Kauri seeds may generally be taken from mature cones in late March. Each scale on a cone contains a single winged seed approximately 5 mm by 8 mm and attached to a thin wing perhaps half as large again. The cone is fully open and dispersed within only two to three days of starting.

Uses

Although today its use is far more restricted, in the past the size and strength of kauri timber made it a popular wood for construction and ship building, particularly for masts of sailing ships because of its parallel grain and the absence of branches for much of its height. Kauri is also a superb timber for building the hulls and decks of boats because of its resistance to rot. Kauri crown and stump wood was much appreciated for its beauty, and was sought after for ornamental wood panelling as well as high-end furniture. Although not as highly prized, the light colour of kauri trunk wood made it also well-suited for more utilitarian furniture construction, as well as for use in the fabrication of cisterns, barrels, bridges construction material, fences, moulds for metal forges, large rollers for the textile industry, railway sleepers and braces for mines and tunnels.

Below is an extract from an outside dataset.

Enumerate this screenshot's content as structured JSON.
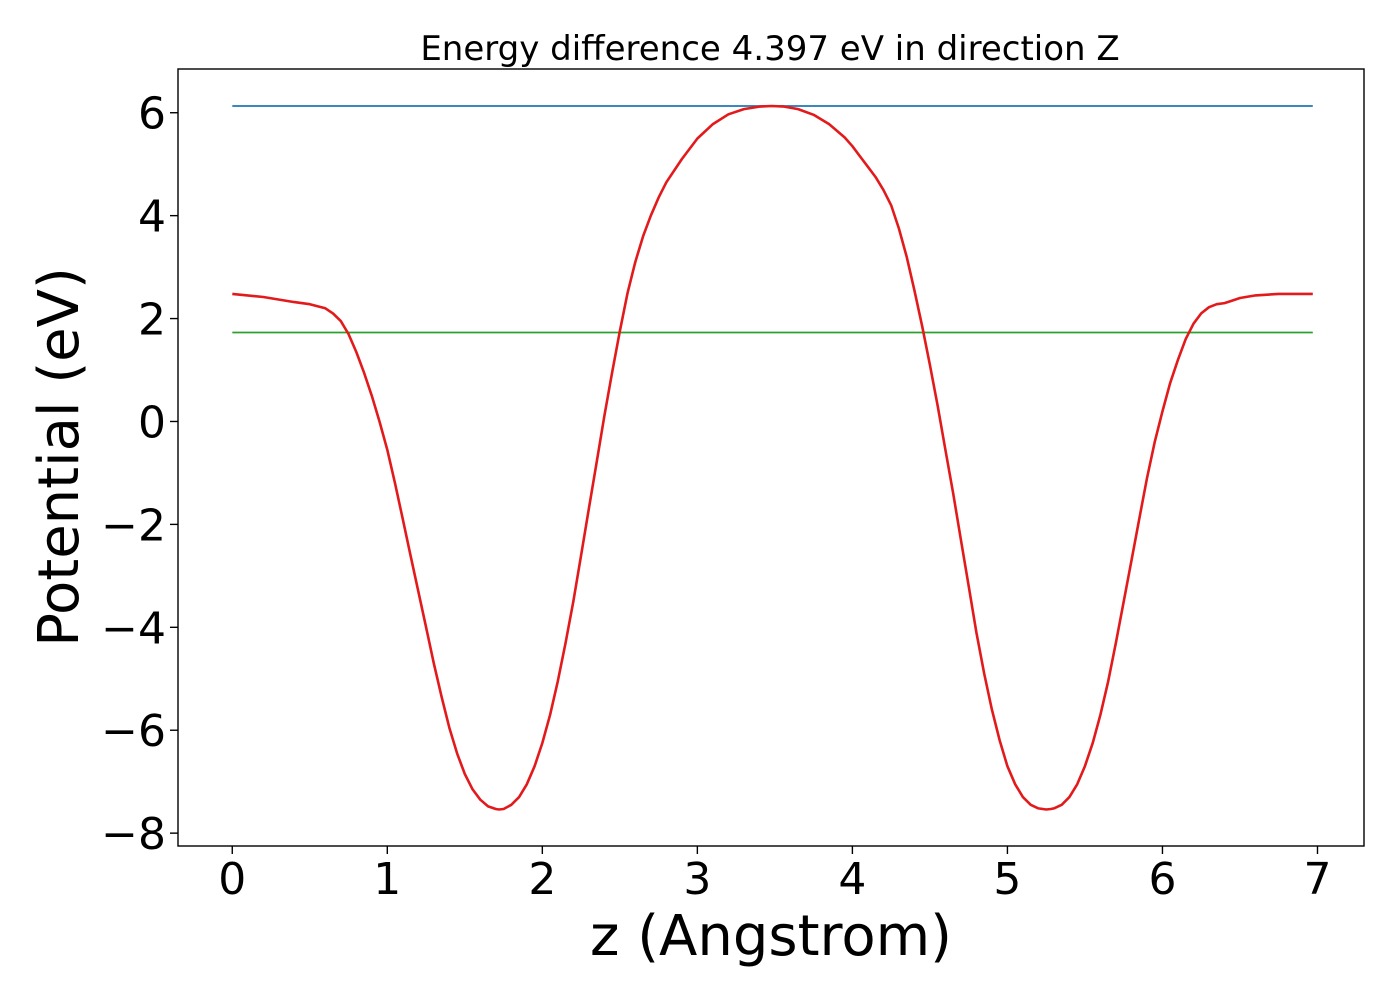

In the late 19th and early 20th centuries Kauri gum was a valuable commodity, particularly for varnish, spurring the development of a gum-digger industry.

Today, the kauri is being considered as a long-term carbon sink. This is because estimates of the total carbon content in living above ground biomass and dead biomass of mature kauri forest are the second highest of any forest type recorded anywhere in the world. The estimated total carbon capture is up to nearly 1000 tones per hectare. In this capacity they are bettered only by mature ''Eucalyptus regnans'' forest, and are far higher than any tropical or boreal forest type yet recorded. It is also conjectured that the process of carbon capture does not reach equilibrium, which along with no need of direct maintenance, makes kauri forests a potentially attractive alternative to short rotation ''Pinus radiata'' forests, for example.